De nombreuses utilisations de l’IA ne présentent que peu ou pas de risques. Si des risques potentiels existent, ils devront être évalués par rapport aux avantages potentiels de l’utilisation. Les risques et les avantages doivent être évalués par rapport à des alternatives réelles, basées sur l’humain, qui sont elles-mêmes loin d’être sans risque.

De nouvelles réglementations ne seront nécessaires que dans les cas où les réglementations existantes, même clarifiées, modifiées ou étendues, s’avèrent inadéquates.

Si nécessaire, elles doivent être neutres sur le plan technologique, dans la mesure du possible. Les règles rédigées pour des technologies spécifiques risquent de devenir rapidement obsolètes.

Avantage du dernier arrivé

Enfin, il y a beaucoup à dire sur le fait de devenir un « preneur de réglementation » international.

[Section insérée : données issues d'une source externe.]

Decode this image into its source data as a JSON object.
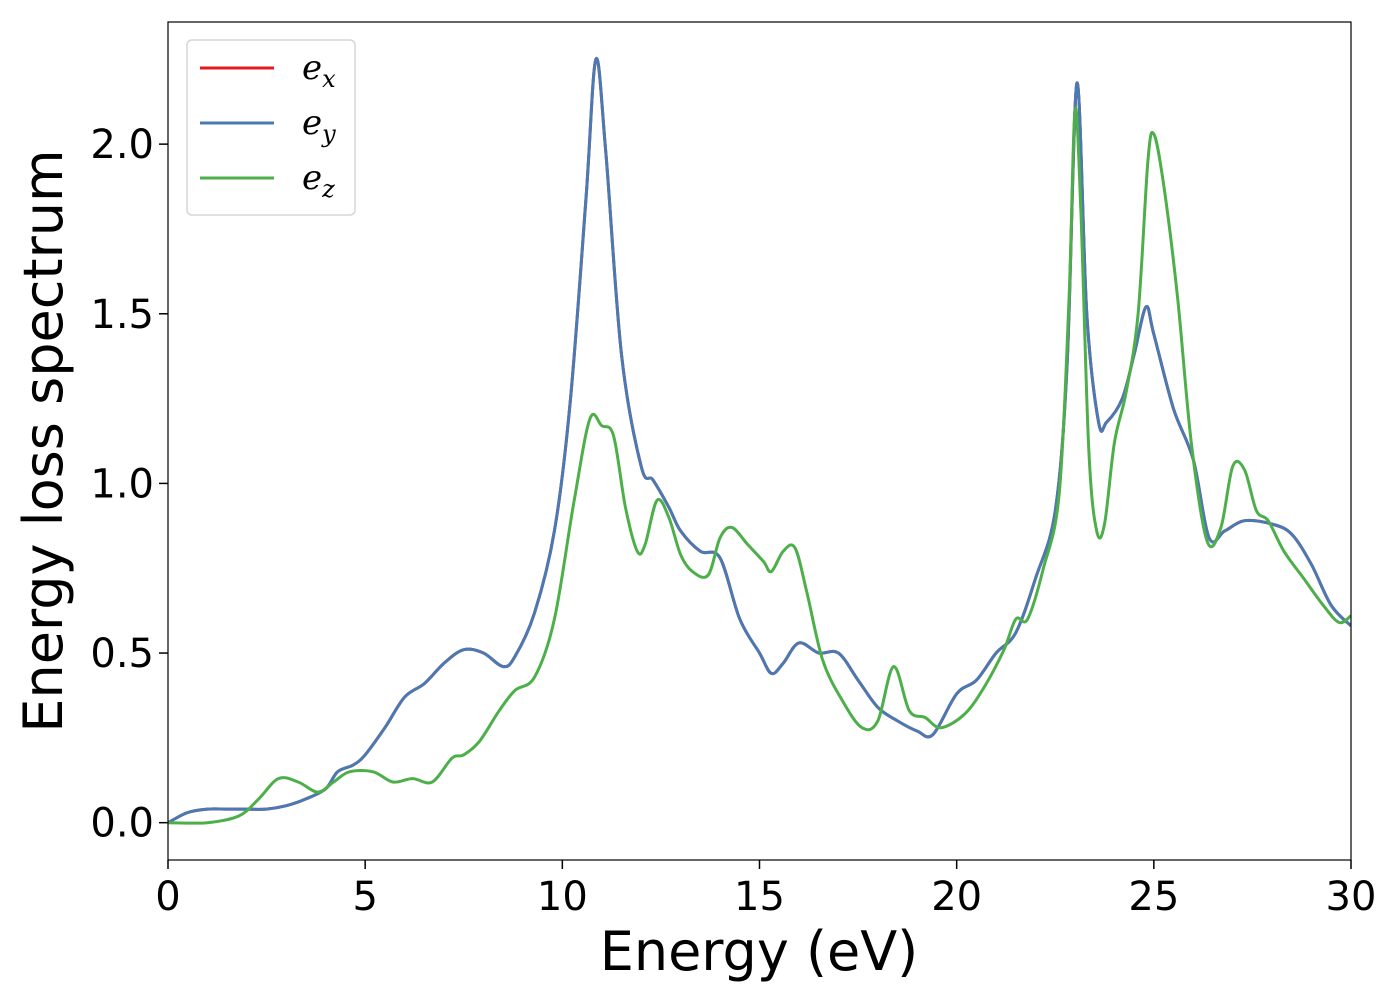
{
  "chart_data": {
    "type": "line",
    "xlabel": "Energy (eV)",
    "ylabel": "Energy loss spectrum",
    "xlim": [
      0,
      30
    ],
    "ylim": [
      -0.11,
      2.36
    ],
    "xticks": [
      0,
      5,
      10,
      15,
      20,
      25,
      30
    ],
    "yticks": [
      0.0,
      0.5,
      1.0,
      1.5,
      2.0
    ],
    "xtick_labels": [
      "0",
      "5",
      "10",
      "15",
      "20",
      "25",
      "30"
    ],
    "ytick_labels": [
      "0.0",
      "0.5",
      "1.0",
      "1.5",
      "2.0"
    ],
    "grid": false,
    "legend_position": "upper-left",
    "series": [
      {
        "name": "e_x",
        "legend_base": "e",
        "legend_sub": "x",
        "color": "#e41a1c",
        "x": [
          0,
          0.5,
          1,
          1.5,
          2,
          2.5,
          3,
          3.5,
          4,
          4.3,
          4.7,
          5,
          5.5,
          6,
          6.5,
          7,
          7.5,
          8,
          8.5,
          8.8,
          9.3,
          9.8,
          10.2,
          10.6,
          10.85,
          11.1,
          11.5,
          12,
          12.3,
          12.7,
          13,
          13.5,
          14,
          14.5,
          15,
          15.3,
          15.6,
          16,
          16.5,
          17,
          17.5,
          18,
          18.5,
          19,
          19.4,
          20,
          20.5,
          21,
          21.5,
          22,
          22.5,
          22.8,
          23.05,
          23.3,
          23.6,
          23.8,
          24.2,
          24.5,
          24.8,
          25,
          25.5,
          26,
          26.4,
          26.8,
          27.3,
          28,
          28.5,
          29,
          29.5,
          30
        ],
        "y": [
          0.0,
          0.03,
          0.04,
          0.04,
          0.04,
          0.04,
          0.05,
          0.07,
          0.1,
          0.15,
          0.17,
          0.2,
          0.28,
          0.37,
          0.41,
          0.47,
          0.51,
          0.5,
          0.46,
          0.49,
          0.62,
          0.86,
          1.24,
          1.84,
          2.25,
          1.98,
          1.38,
          1.05,
          1.01,
          0.93,
          0.86,
          0.8,
          0.78,
          0.6,
          0.5,
          0.44,
          0.47,
          0.53,
          0.5,
          0.5,
          0.42,
          0.34,
          0.3,
          0.27,
          0.26,
          0.38,
          0.42,
          0.5,
          0.56,
          0.72,
          0.92,
          1.35,
          2.18,
          1.5,
          1.18,
          1.18,
          1.25,
          1.38,
          1.52,
          1.44,
          1.22,
          1.07,
          0.84,
          0.86,
          0.89,
          0.88,
          0.85,
          0.76,
          0.64,
          0.58
        ]
      },
      {
        "name": "e_y",
        "legend_base": "e",
        "legend_sub": "y",
        "color": "#4a7ab3",
        "x": [
          0,
          0.5,
          1,
          1.5,
          2,
          2.5,
          3,
          3.5,
          4,
          4.3,
          4.7,
          5,
          5.5,
          6,
          6.5,
          7,
          7.5,
          8,
          8.5,
          8.8,
          9.3,
          9.8,
          10.2,
          10.6,
          10.85,
          11.1,
          11.5,
          12,
          12.3,
          12.7,
          13,
          13.5,
          14,
          14.5,
          15,
          15.3,
          15.6,
          16,
          16.5,
          17,
          17.5,
          18,
          18.5,
          19,
          19.4,
          20,
          20.5,
          21,
          21.5,
          22,
          22.5,
          22.8,
          23.05,
          23.3,
          23.6,
          23.8,
          24.2,
          24.5,
          24.8,
          25,
          25.5,
          26,
          26.4,
          26.8,
          27.3,
          28,
          28.5,
          29,
          29.5,
          30
        ],
        "y": [
          0.0,
          0.03,
          0.04,
          0.04,
          0.04,
          0.04,
          0.05,
          0.07,
          0.1,
          0.15,
          0.17,
          0.2,
          0.28,
          0.37,
          0.41,
          0.47,
          0.51,
          0.5,
          0.46,
          0.49,
          0.62,
          0.86,
          1.24,
          1.84,
          2.25,
          1.98,
          1.38,
          1.05,
          1.01,
          0.93,
          0.86,
          0.8,
          0.78,
          0.6,
          0.5,
          0.44,
          0.47,
          0.53,
          0.5,
          0.5,
          0.42,
          0.34,
          0.3,
          0.27,
          0.26,
          0.38,
          0.42,
          0.5,
          0.56,
          0.72,
          0.92,
          1.35,
          2.18,
          1.5,
          1.18,
          1.18,
          1.25,
          1.38,
          1.52,
          1.44,
          1.22,
          1.07,
          0.84,
          0.86,
          0.89,
          0.88,
          0.85,
          0.76,
          0.64,
          0.58
        ]
      },
      {
        "name": "e_z",
        "legend_base": "e",
        "legend_sub": "z",
        "color": "#4daf4a",
        "x": [
          0,
          1,
          1.8,
          2.3,
          2.8,
          3.3,
          3.8,
          4.2,
          4.6,
          5.2,
          5.7,
          6.2,
          6.7,
          7.2,
          7.5,
          7.9,
          8.4,
          8.8,
          9.3,
          9.8,
          10.3,
          10.7,
          11.0,
          11.3,
          11.6,
          11.9,
          12.1,
          12.4,
          12.7,
          13.0,
          13.3,
          13.7,
          14.0,
          14.3,
          14.7,
          15.1,
          15.3,
          15.6,
          15.9,
          16.2,
          16.6,
          17.1,
          17.6,
          18.0,
          18.4,
          18.8,
          19.2,
          19.6,
          20.2,
          20.7,
          21.2,
          21.5,
          21.8,
          22.2,
          22.6,
          22.85,
          23.0,
          23.15,
          23.35,
          23.55,
          23.75,
          24.0,
          24.3,
          24.6,
          24.85,
          25.0,
          25.25,
          25.6,
          25.95,
          26.35,
          26.7,
          27.0,
          27.3,
          27.6,
          27.9,
          28.3,
          28.8,
          29.3,
          29.7,
          30
        ],
        "y": [
          0.0,
          0.0,
          0.02,
          0.07,
          0.13,
          0.12,
          0.09,
          0.12,
          0.15,
          0.15,
          0.12,
          0.13,
          0.12,
          0.19,
          0.2,
          0.24,
          0.33,
          0.39,
          0.43,
          0.6,
          0.95,
          1.19,
          1.17,
          1.14,
          0.93,
          0.8,
          0.82,
          0.95,
          0.9,
          0.79,
          0.74,
          0.73,
          0.84,
          0.87,
          0.82,
          0.77,
          0.74,
          0.8,
          0.81,
          0.68,
          0.48,
          0.36,
          0.28,
          0.3,
          0.46,
          0.33,
          0.31,
          0.28,
          0.32,
          0.4,
          0.51,
          0.6,
          0.6,
          0.75,
          0.97,
          1.55,
          2.1,
          1.8,
          1.1,
          0.86,
          0.88,
          1.12,
          1.27,
          1.5,
          1.95,
          2.03,
          1.88,
          1.55,
          1.12,
          0.83,
          0.87,
          1.05,
          1.04,
          0.92,
          0.89,
          0.8,
          0.72,
          0.64,
          0.59,
          0.61
        ]
      }
    ]
  }
}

D’autres juridictions, comme l’Union européenne, ouvrent la voie à la conception de réglementations spécifiques à l’IA.

Les développeurs de produits du monde entier, y compris ceux d’Australie, devront respecter ces nouvelles règles s’ils veulent accéder à l’UE et à ces autres grands marchés.

Si l’Australie élaborait ses propres règles spécifiques à l’IA, les développeurs pourraient ignorer notre marché relativement petit et aller ailleurs.

Cela signifie que, dans les situations limitées où une réglementation spécifique à l’IA est nécessaire, le point de départ devrait être les règles étrangères déjà existantes.

Il y a un avantage à être le dernier à agir. Cela ne signifie pas que l'Australie ne doit pas être à l'avant-garde de l'élaboration des normes internationales. Cela signifie simplement qu'elle doit contribuer à l'élaboration de ces normes avec d'autres pays dans les forums internationaux plutôt que de se lancer seule.

Le paysage est encore en évolution. Notre objectif devrait être de nous donner les meilleures chances de maximiser les bénéfices de l’IA tout en nous dotant de filets de sécurité pour nous protéger des conséquences néfastes. Nos règles existantes, plutôt que de nouvelles règles spécifiques à l’IA, devraient être notre point de départ.